More precisely Johnson scheme J(v, k) is defined as a sequence of 0/1 matrices \(A_0,\ldots , A_k\) row-column indexed by the k subsets of [v] such that \(\left( A_i \right) _{I,J}=1\) iff \(|I \triangle J|=2i\) . Thus \(A_0=I\) and \(\sum _{i=0}^k A_i=J\). A fundamental property of the Johnson scheme is that the distinct eigenvalues of a matrix \(Z=\sum _{i=0}^k a_i A_i\) can be expressed by \(\lambda _u=\sum _{i=0}^k a_i Q_i(u)\), for \(u\in \{0,\ldots ,k\}\) where \(Q_i(u)\) is the Eberlein polynomial of the form:

$$\begin{aligned} Q_l(u)=\sum _{j=0}^l (-1)^j \left( {\begin{array}{c}u\\ j\end{array}}\right) \left( {\begin{array}{c}k-u\\ l-j\end{array}}\right) \left( {\begin{array}{c}v-k-u\\ l-j\end{array}}\right) \end{aligned}$$

It is easy to see that the matrix A is a Johnson scheme J(5, 2) which can be express as

$$\begin{aligned} A=\alpha _1 A_0 + \alpha _2 A_2 \end{aligned}$$

Thus \(A- y {y}^{\top }\) is a Johnson scheme J(5, 2) which can be express as

$$\begin{aligned} A- y {y}^{\top }=(\alpha _1-\alpha _1^2) A_0 - \alpha _1^2 A_1 + (\alpha _2-\alpha _1^2) A_2 \end{aligned}$$

and distinct eigenvalues of \(A- y {y}^{\top }\) can be expressed by

$$\begin{aligned} \lambda _u=(\alpha _1-\alpha _1^2) Q_0(u) -\alpha _1^2 Q_1(u) +(\alpha _2-\alpha _1^2) Q_2(u) \quad u=\{0,1,2\} \end{aligned}$$

First note that:

$$\begin{aligned} Q_0(u)= & {} 1\\ Q_1(u)= & {} 6 + (u-6 ) u\\ Q_2(u)= & {} \frac{1}{4} \left( u(u-6) (u-3)^2+12\right) \end{aligned}$$

and thus we get the following distinct values of \(\lambda _u\) for \(u=\{0,1,2\}\)
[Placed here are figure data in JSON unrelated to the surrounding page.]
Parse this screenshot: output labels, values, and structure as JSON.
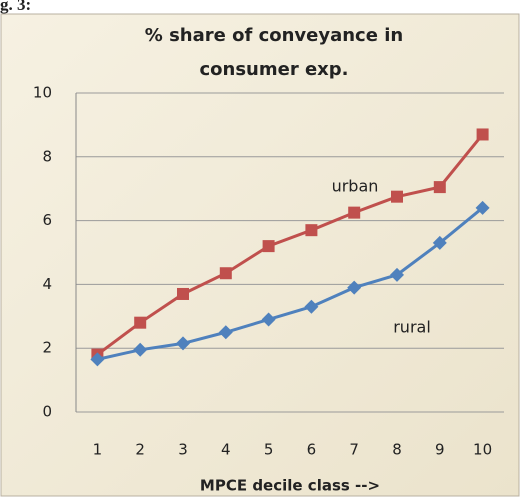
{
  "caption": "g. 3:",
  "chart_data": {
    "type": "line",
    "title": [
      "% share of conveyance in",
      "consumer exp."
    ],
    "x_label": "MPCE decile class -->",
    "categories": [
      "1",
      "2",
      "3",
      "4",
      "5",
      "6",
      "7",
      "8",
      "9",
      "10"
    ],
    "series": [
      {
        "name": "urban",
        "color": "#c0504d",
        "marker": "square",
        "values": [
          1.8,
          2.8,
          3.7,
          4.35,
          5.2,
          5.7,
          6.25,
          6.75,
          7.05,
          8.7
        ]
      },
      {
        "name": "rural",
        "color": "#4f81bd",
        "marker": "diamond",
        "values": [
          1.65,
          1.95,
          2.15,
          2.5,
          2.9,
          3.3,
          3.9,
          4.3,
          5.3,
          6.4
        ]
      }
    ],
    "ylim": [
      0,
      10
    ],
    "yticks": [
      0,
      2,
      4,
      6,
      8,
      10
    ],
    "grid": true
  }
}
$$\begin{aligned} \lambda _0= & {} -10\alpha _1^2 +\alpha _1 +3 \alpha _2\\ \lambda _1= & {} \alpha _1-2 \alpha _2\\ \lambda _2= & {} \alpha _1+\alpha _2 \end{aligned}$$

Since the matrix \(A - y {y}^{\top }\) is claimed to be PSD, in particular \(\lambda _0 \ge 0\). Note that \(\lambda _0\) is increasing in \(\alpha _2\) thus, by Lemma 11 we consider \(\alpha _2=1/15\), we get

$$\begin{aligned} \lambda _0=-10\alpha _1^2+\alpha _1+\frac{1}{5}\ge 0 \end{aligned}$$

which implies that \(\alpha _1 \le 1/5\) \(\square \)

By Lemma 12 we get that \(\alpha _1\le 1/5\), this is clearly a contradiction since the assumed pseudoexpectation operator had an objective value greater than 2.